Interrupting my self-deprecation, my teammate Arial asked me to accompany her to get a cortisone shot in her foot. She's deathly afraid of needles and nearly broke my metacarpals by squeezing my hand so fiercely during the shot. Afterwards, over bubble tea, Arial told me she was proud of me for having run while feeling so crappy, that I inspired her, and the team wouldn't be the team without me on it. Another teammate, Hannah, told me that I hadn't failed by not reaching my college running goals—I just needed to revise my timeline because I have the rest of my life to run below 12:00 in the steeple. And she is right: I haven't failed, I just haven't succeeded yet.

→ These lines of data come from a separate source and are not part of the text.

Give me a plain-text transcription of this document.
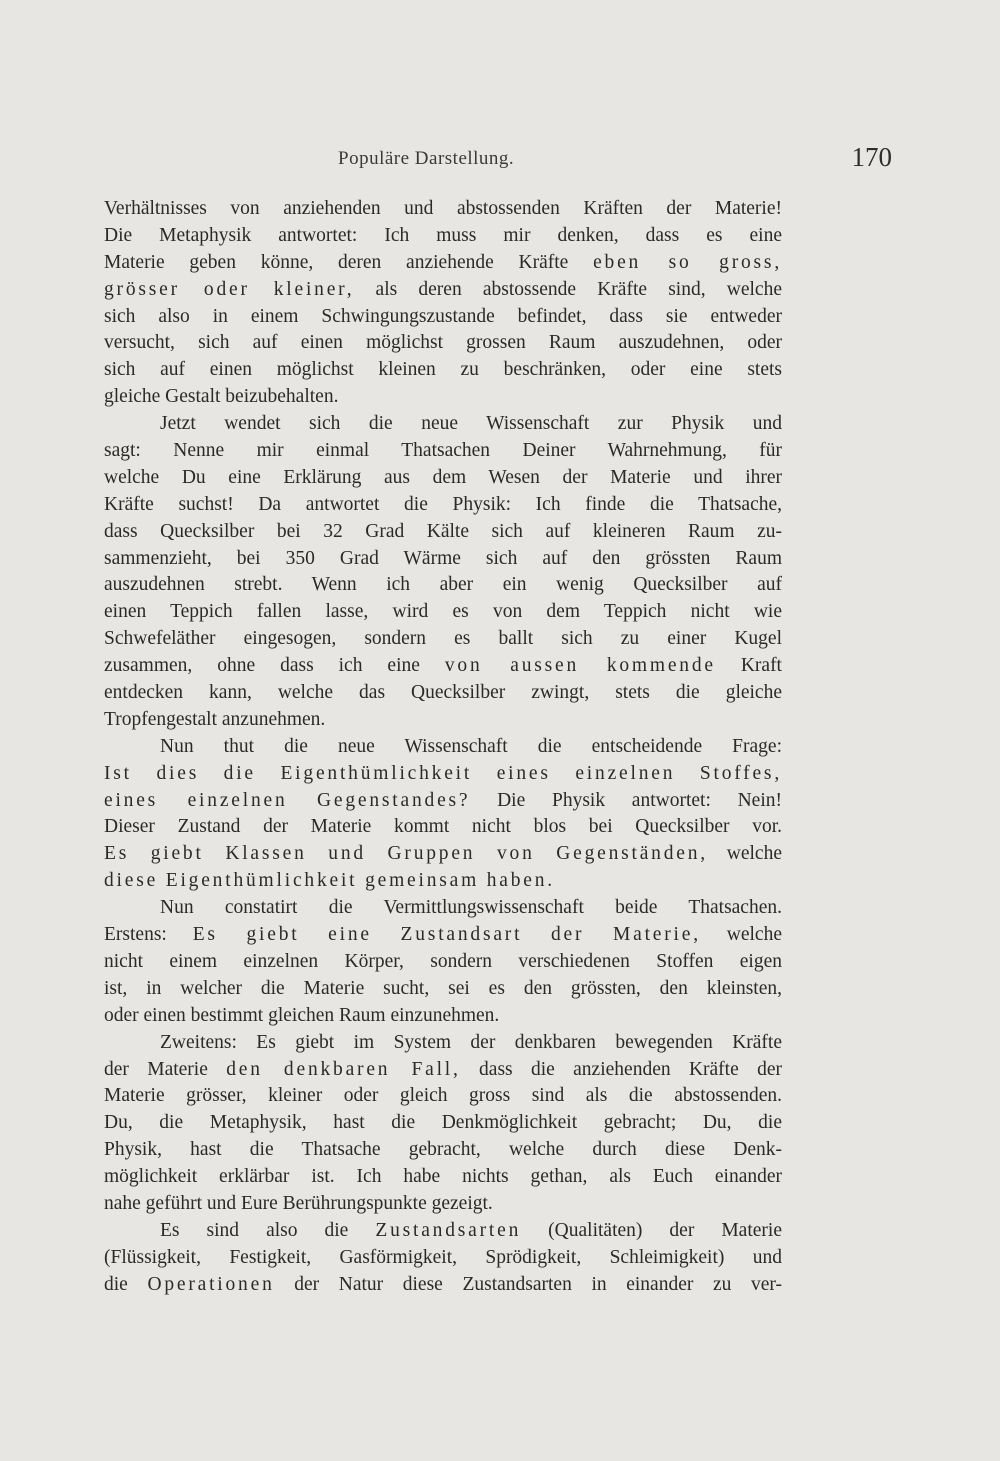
Populäre Darstellung.	170
Verhältnisses von anziehenden und abstossenden Kräften der Materie!
Die Metaphysik antwortet: Ich muss mir denken, dass es eine
Materie geben könne, deren anziehende Kräfte eben so gross,
grösser oder kleiner, als deren abstossende Kräfte sind, welche
sich also in einem Schwingungszustande befindet, dass sie entweder
versucht, sich auf einen möglichst grossen Raum auszudehnen, oder
sich auf einen möglichst kleinen zu beschränken, oder eine stets
gleiche Gestalt beizubehalten.
Jetzt wendet sich die neue Wissenschaft zur Physik und
sagt: Nenne mir einmal Thatsachen Deiner Wahrnehmung, für
welche Du eine Erklärung aus dem Wesen der Materie und ihrer
Kräfte suchst! Da antwortet die Physik: Ich finde die Thatsache,
dass Quecksilber bei 32 Grad Kälte sich auf kleineren Raum zu-
sammenzieht, bei 350 Grad Wärme sich auf den grössten Raum
auszudehnen strebt. Wenn ich aber ein wenig Quecksilber auf
einen Teppich fallen lasse, wird es von dem Teppich nicht wie
Schwefeläther eingesogen, sondern es ballt sich zu einer Kugel
zusammen, ohne dass ich eine von aussen kommende Kraft
entdecken kann, welche das Quecksilber zwingt, stets die gleiche
Tropfengestalt anzunehmen.
Nun thut die neue Wissenschaft die entscheidende Frage:
Ist dies die Eigenthümlichkeit eines einzelnen Stoffes,
eines einzelnen Gegenstandes? Die Physik antwortet: Nein!
Dieser Zustand der Materie kommt nicht blos bei Quecksilber vor.
Es giebt Klassen und Gruppen von Gegenständen, welche
diese Eigenthümlichkeit gemeinsam haben.
Nun constatirt die Vermittlungswissenschaft beide Thatsachen.
Erstens: Es giebt eine Zustandsart der Materie, welche
nicht einem einzelnen Körper, sondern verschiedenen Stoffen eigen
ist, in welcher die Materie sucht, sei es den grössten, den kleinsten,
oder einen bestimmt gleichen Raum einzunehmen.
Zweitens: Es giebt im System der denkbaren bewegenden Kräfte
der Materie den denkbaren Fall, dass die anziehenden Kräfte der
Materie grösser, kleiner oder gleich gross sind als die abstossenden.
Du, die Metaphysik, hast die Denkmöglichkeit gebracht; Du, die
Physik, hast die Thatsache gebracht, welche durch diese Denk-
möglichkeit erklärbar ist. Ich habe nichts gethan, als Euch einander
nahe geführt und Eure Berührungspunkte gezeigt.
Es sind also die Zustandsarten (Qualitäten) der Materie
(Flüssigkeit, Festigkeit, Gasförmigkeit, Sprödigkeit, Schleimigkeit) und
die Operationen der Natur diese Zustandsarten in einander zu ver-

Leaving my team after this year is difficult because I love my teammates for who they are and what they've made me realize in what at first glance seem to be failure. They've left me with the major life lessons derived from successive failures and defeats, which I now pass on to you. The first is that sometimes, to succeed, you really just need to stop trying so hard. Many of us never realize that, particularly at this level of academics, success will come when you try to relax. I don't mean give up, but tone down the intensity (If any underclassmen are reading, take note that you really don't need to do all the readings. Go to sleep.). The second lesson is that success isn't measured by what you do in a given amount of time; it's measured by what you can do that you previously couldn't, and by the people you change through your perseverance. If I've learned anything from running, it's that failure can't exist if you don't believe in it.
—Brittany Davis is co-Captain of the Vassar College Cross Country team.